O índice Ibovespa, principal indicador da B3, encerrou o dia aos 181.708 pontos, com retração de 2,14%. Analistas apontam que o recuo foi impulsionado pela queda nas bolsas dos Estados Unidos e pelo movimento conhecido como realização de lucros, quando investidores vendem ações para garantir ganhos obtidos após sucessivas altas.

O ajuste ocorreu após recordes recentes, em um movimento natural do mercado financeiro”, avaliam especialistas ao comentar o desempenho do índice. A influência externa também foi determinante para o resultado, com investidores acompanhando indicadores econômicos internacionais e projeções sobre política monetária global.

No mercado de câmbio, o dólar apresentou comportamento mais estável. A moeda norte-americana encerrou o dia cotada a R$ 5,25, mantendo o mesmo valor registrado na sessão anterior.

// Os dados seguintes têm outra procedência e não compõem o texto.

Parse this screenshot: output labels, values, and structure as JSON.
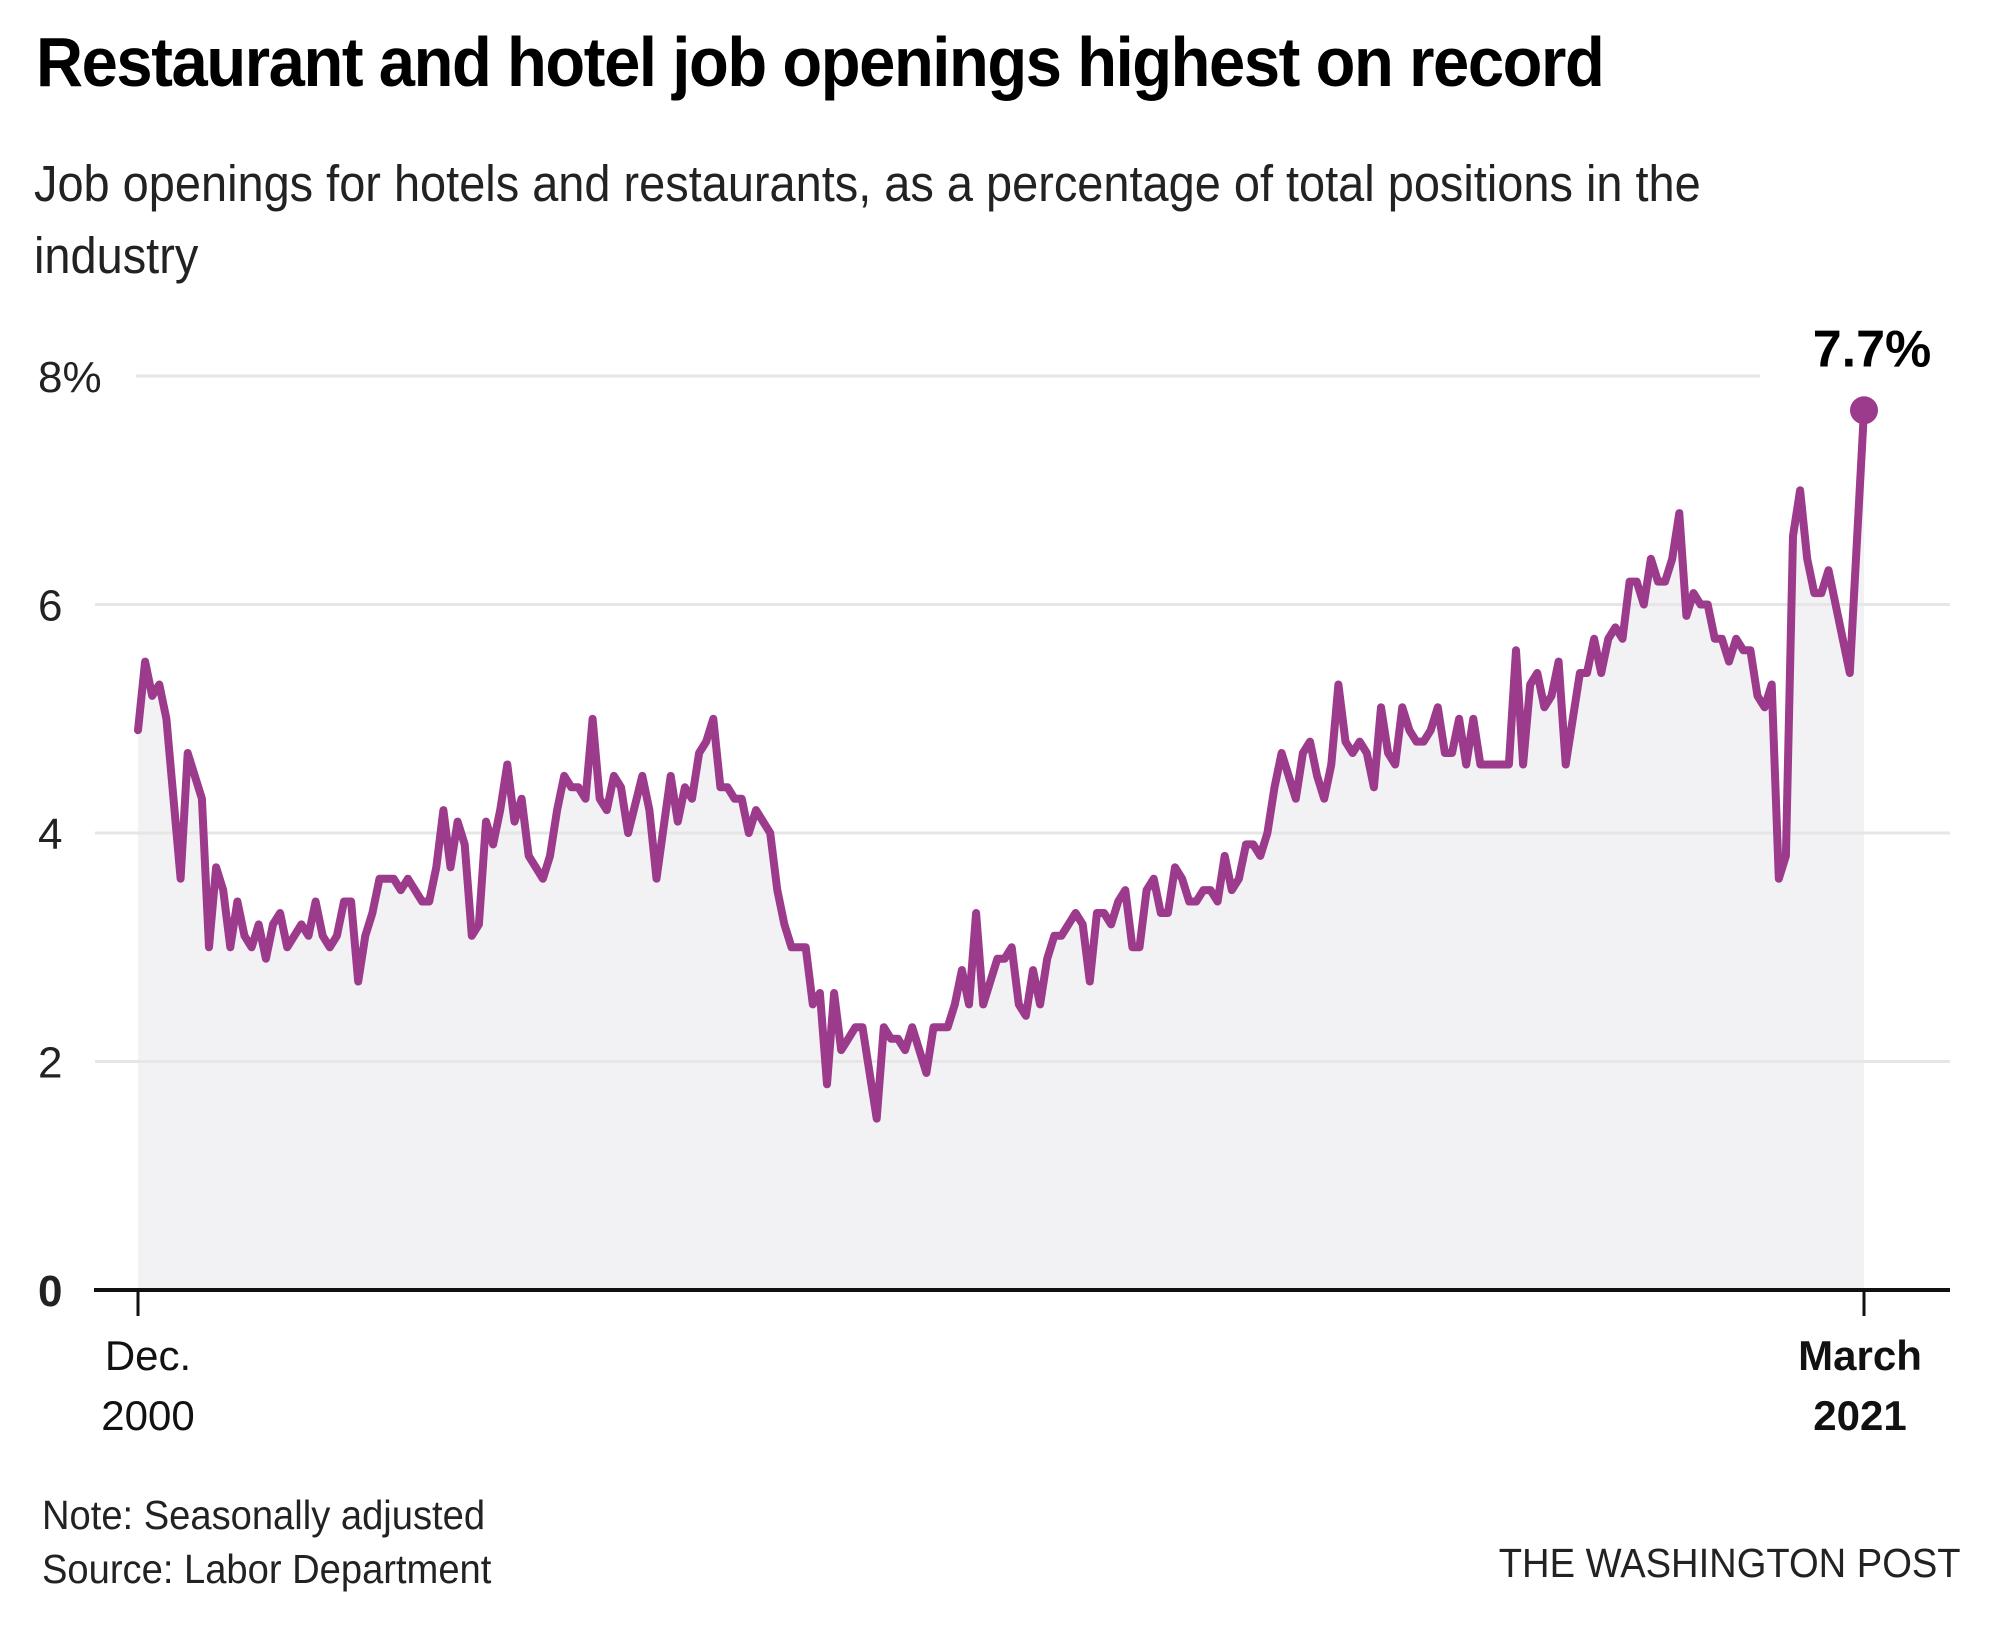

Durante o pregão, a cotação chegou a recuar para R$ 5,21 antes das 11 horas, mas voltou à estabilidade ao longo da tarde.

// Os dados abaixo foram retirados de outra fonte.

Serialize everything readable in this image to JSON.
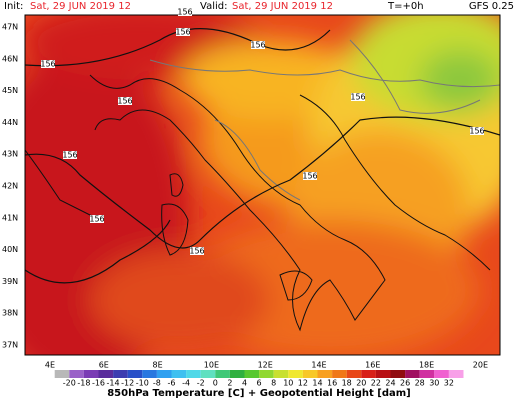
{
  "header": {
    "init_label": "Init:",
    "init_time": "Sat, 29 JUN 2019   12",
    "valid_label": "Valid:",
    "valid_time": "Sat, 29 JUN 2019   12",
    "step": "T=+0h",
    "model": "GFS 0.25"
  },
  "map": {
    "lat_labels": [
      "47N",
      "46N",
      "45N",
      "44N",
      "43N",
      "42N",
      "41N",
      "40N",
      "39N",
      "38N",
      "37N"
    ],
    "lon_labels": [
      "4E",
      "6E",
      "8E",
      "10E",
      "12E",
      "14E",
      "16E",
      "18E",
      "20E"
    ],
    "contour_labels": [
      "156",
      "156",
      "156",
      "156",
      "156",
      "156",
      "156",
      "156",
      "156",
      "156",
      "156"
    ]
  },
  "colorbar": {
    "labels": [
      -20,
      -18,
      -16,
      -14,
      -12,
      -10,
      -8,
      -6,
      -4,
      -2,
      0,
      2,
      4,
      6,
      8,
      10,
      12,
      14,
      16,
      18,
      20,
      22,
      24,
      26,
      28,
      30,
      32
    ]
  },
  "footer": {
    "title": "850hPa Temperature [C] + Geopotential Height [dam]"
  }
}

No acumulado de 2026, a moeda dos Estados Unidos registra queda de 4,38%, reflexo da valorização de commodities e da entrada de recursos em mercados emergentes. Especialistas destacam que o fortalecimento dos preços internacionais de bens primários contribuiu para sustentar moedas de países em desenvolvimento diante das pressões externas.

A valorização do petróleo também influenciou o mercado. O barril do tipo Brent registrou alta superior a 3% após impasses nas negociações entre Estados Unidos e Irã, fator que repercutiu nas expectativas econômicas globais.

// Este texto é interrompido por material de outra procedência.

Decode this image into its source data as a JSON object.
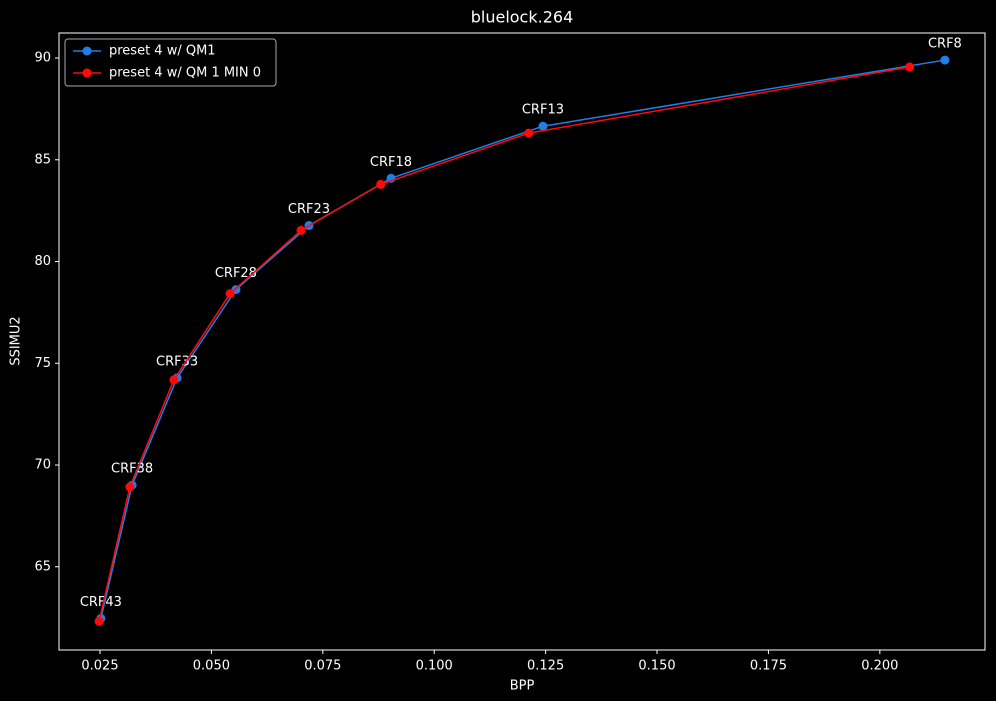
{
  "chart_data": {
    "type": "line",
    "title": "bluelock.264",
    "x_label": "BPP",
    "y_label": "SSIMU2",
    "xlim": [
      0.0158,
      0.2236
    ],
    "ylim": [
      60.91,
      91.23
    ],
    "xticks": [
      0.025,
      {
        "value": 0.05,
        "label": "0.050"
      },
      0.075,
      {
        "value": 0.1,
        "label": "0.100"
      },
      0.125,
      {
        "value": 0.15,
        "label": "0.150"
      },
      0.175,
      {
        "value": 0.2,
        "label": "0.200"
      }
    ],
    "yticks": [
      65,
      70,
      75,
      80,
      85,
      90
    ],
    "legend": "upper left",
    "series": [
      {
        "name": "preset 4 w/ QM1",
        "color": "#1f7fe6",
        "x": [
          0.2146,
          0.1244,
          0.0903,
          0.0719,
          0.0555,
          0.0423,
          0.0322,
          0.0252
        ],
        "values": [
          89.9,
          86.65,
          84.09,
          81.77,
          78.62,
          74.28,
          69.01,
          62.46
        ],
        "labels": [
          "CRF8",
          "CRF13",
          "CRF18",
          "CRF23",
          "CRF28",
          "CRF33",
          "CRF38",
          "CRF43"
        ]
      },
      {
        "name": "preset 4 w/ QM 1 MIN 0",
        "color": "#ff0a0a",
        "x": [
          0.2067,
          0.1212,
          0.088,
          0.0701,
          0.0542,
          0.0416,
          0.0317,
          0.0248
        ],
        "values": [
          89.56,
          86.31,
          83.79,
          81.53,
          78.42,
          74.19,
          68.92,
          62.32
        ]
      }
    ]
  }
}
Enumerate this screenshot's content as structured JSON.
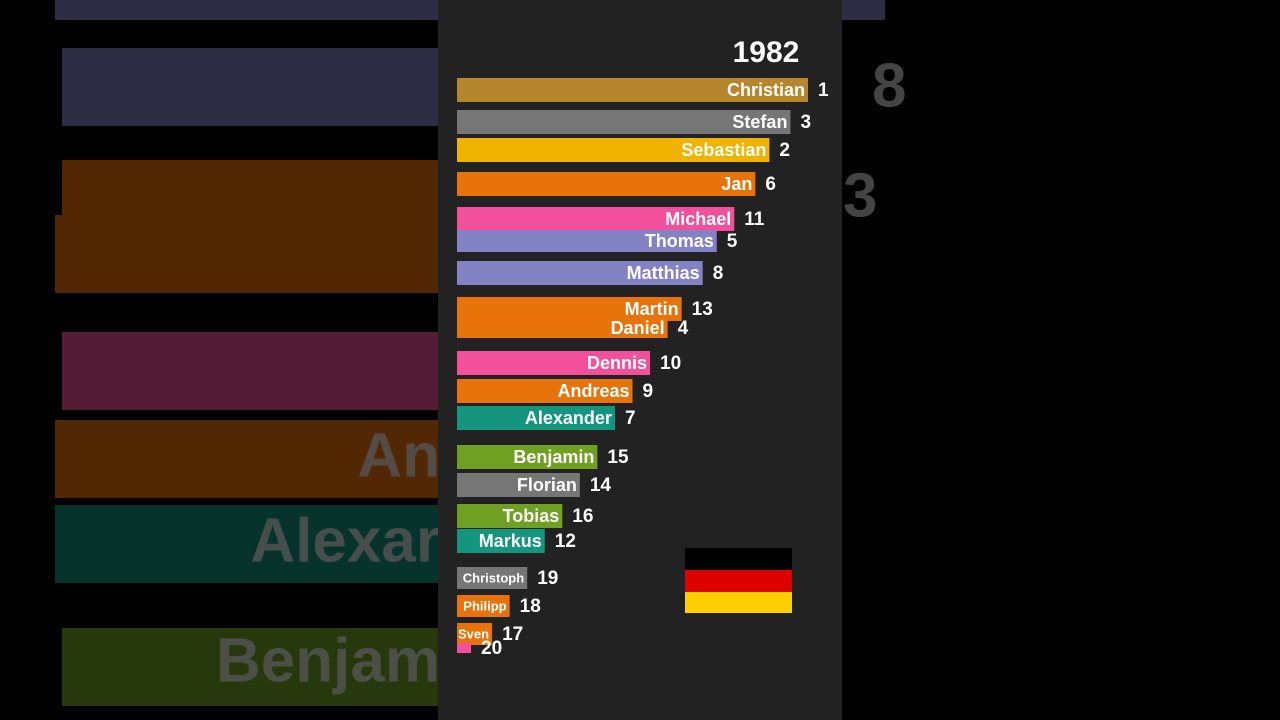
{
  "chart_data": {
    "type": "bar",
    "title": "1982",
    "categories": [
      "Christian",
      "Stefan",
      "Sebastian",
      "Jan",
      "Michael",
      "Thomas",
      "Matthias",
      "Martin",
      "Daniel",
      "Dennis",
      "Andreas",
      "Alexander",
      "Benjamin",
      "Florian",
      "Tobias",
      "Markus",
      "Christoph",
      "Philipp",
      "Sven",
      null
    ],
    "values": [
      100,
      95,
      89,
      85,
      79,
      74,
      70,
      64,
      60,
      55,
      50,
      45,
      40,
      35,
      30,
      25,
      20,
      15,
      10,
      4
    ],
    "ranks": [
      1,
      3,
      2,
      6,
      11,
      5,
      8,
      13,
      4,
      10,
      9,
      7,
      15,
      14,
      16,
      12,
      19,
      18,
      17,
      20
    ],
    "colors": [
      "#b5862b",
      "#767676",
      "#f0b400",
      "#e8730a",
      "#f2509a",
      "#8282c4",
      "#8282c4",
      "#e8730a",
      "#e8730a",
      "#f2509a",
      "#e8730a",
      "#13957e",
      "#6fa022",
      "#767676",
      "#6fa022",
      "#13957e",
      "#767676",
      "#e8730a",
      "#e8730a",
      "#f2509a"
    ],
    "xlim": [
      0,
      100
    ],
    "backdrop_text": [
      "An",
      "Alexar",
      "Benjam",
      "8",
      "3"
    ]
  }
}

A queda da bolsa brasileira acompanhou o desempenho negativo dos mercados norte-americanos, pressionados por temores relacionados a uma possível bolha financeira envolvendo empresas do setor de inteligência artificial. Além disso, dados sobre a atividade do setor de serviços nos Estados Unidos apresentaram desempenho abaixo do esperado, reduzindo as perspectivas de corte de juros pelo Federal Reserve na próxima reunião, prevista para março.